Father Justin Mathews, CEO of Reconciliation Services and founder of Thelma’s Kitchen, speaks while accepting the Marion and John Kreamer Award for Social Entrepreneurship; photo by Nikki Overfelt Chifalu, Startland News
“This love of our neighbor and this belief in a better way,” he added, “an evolved way of meeting our city’s greatest challenges, this is exactly what has inspired the expansion of Reconciliation Services to what it is today and the founding of Thelma’s Kitchen, Kansas City’s first social venture cafe and catering company.”
Mathews, an Orthodox Christian priest who also co-founded the Social Venture Studio with LaunchKC — a four-month accelerator program for social entrepreneurs located in the Crossroads Arts District — has centered his efforts on Troost Avenue, long known as Kansas City’s racial dividing line.
“To me, this is the enthralling possibility of social entrepreneurship,” he said. “It is not a charitable version of business. It is a better way of building and generating prosperity, one that recognizes the inherent dignity and worth of every human being that our work touches. It is more than the old saying, ‘Doing well by doing good.’ It is doing right while doing what matters most.”
For more than 25 years, Mathews has blended mission driven leadership with entrepreneurial creativity, noted Bob Regnier, who presented the award.
“Father Justin is obviously a social entrepreneur,” he explained, “but he’s also a bridge builder, a community leader, a visionary, a man of faith who reminds us that innovation can move hearts, as well as markets.”

J. Craig Venter gives remarks after accepting the Henry W. Bloch International Entrepreneur of the Year
honor; photo by Nikki Overfelt Chifalu, Startland News
Henry W. Bloch International Entrepreneur of the Year
Science is based on entrepreneurism, said J. Craig Venter, founder, chair and CEO of J. Craig Venter Institute.

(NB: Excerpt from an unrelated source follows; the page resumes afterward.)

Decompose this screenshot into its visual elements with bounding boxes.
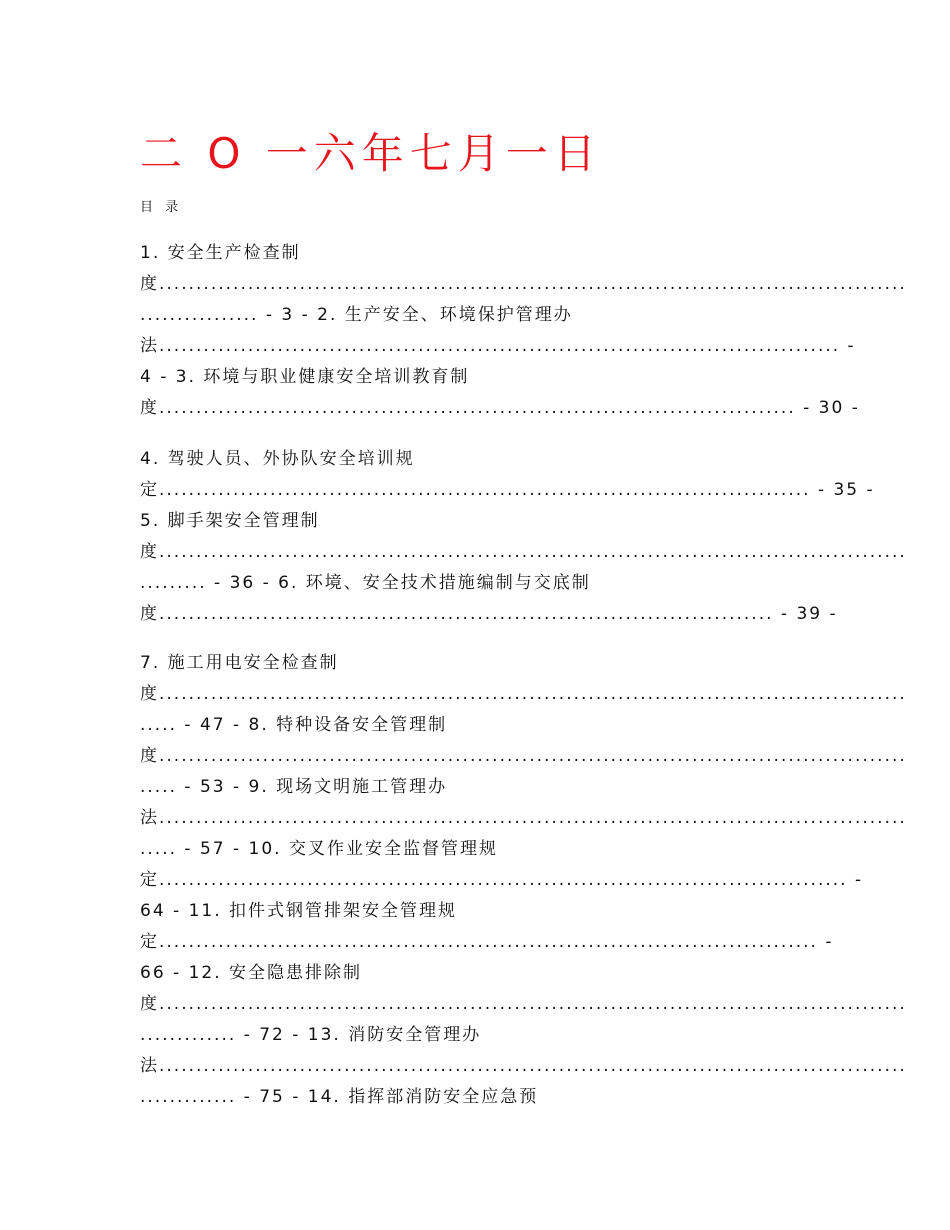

“You have to have an idea and you have to find a way to pursue it,” he continued. When you have a bigger idea, you have to find bigger ways to pursue it. We have to find funders, whether donors or research grants when the government wouldn’t fund any of these ideas.”
A biologist and entrepreneur known for sequencing the first draft human genome and creating the first synthetic cell, Venter founded the J. Craig Venter Institute and has launched multiple biotech ventures with a current focus on advancing women’s health through genomics and artificial intelligence.
“I think I’m the first scientist to receive this award amongst a very impressive list of people over the last few decades,” he noted.
Venter said he had a surprisingly wonderful time while he was in Kansas City to accept the award.
“I actually felt like I stepped through a wormhole into a different part of the universe,” he explained, “where I was met with so much enthusiasm from high school students, college students, university students, professors, deans, presidents. All enthusiastic about science with some of the most thoughtful questions and people just exhibiting natural curiosity, A community that supports that, you’re all very fortunate.”
He was totally unaware this community existed, he noted.
“Maybe it is just a wormhole I stepped through,” he added, “and it only exists in my imagination right now, But I’m going back with new inspiration to continue to do this work for the next 20 years or so, until somebody pulls my plug.”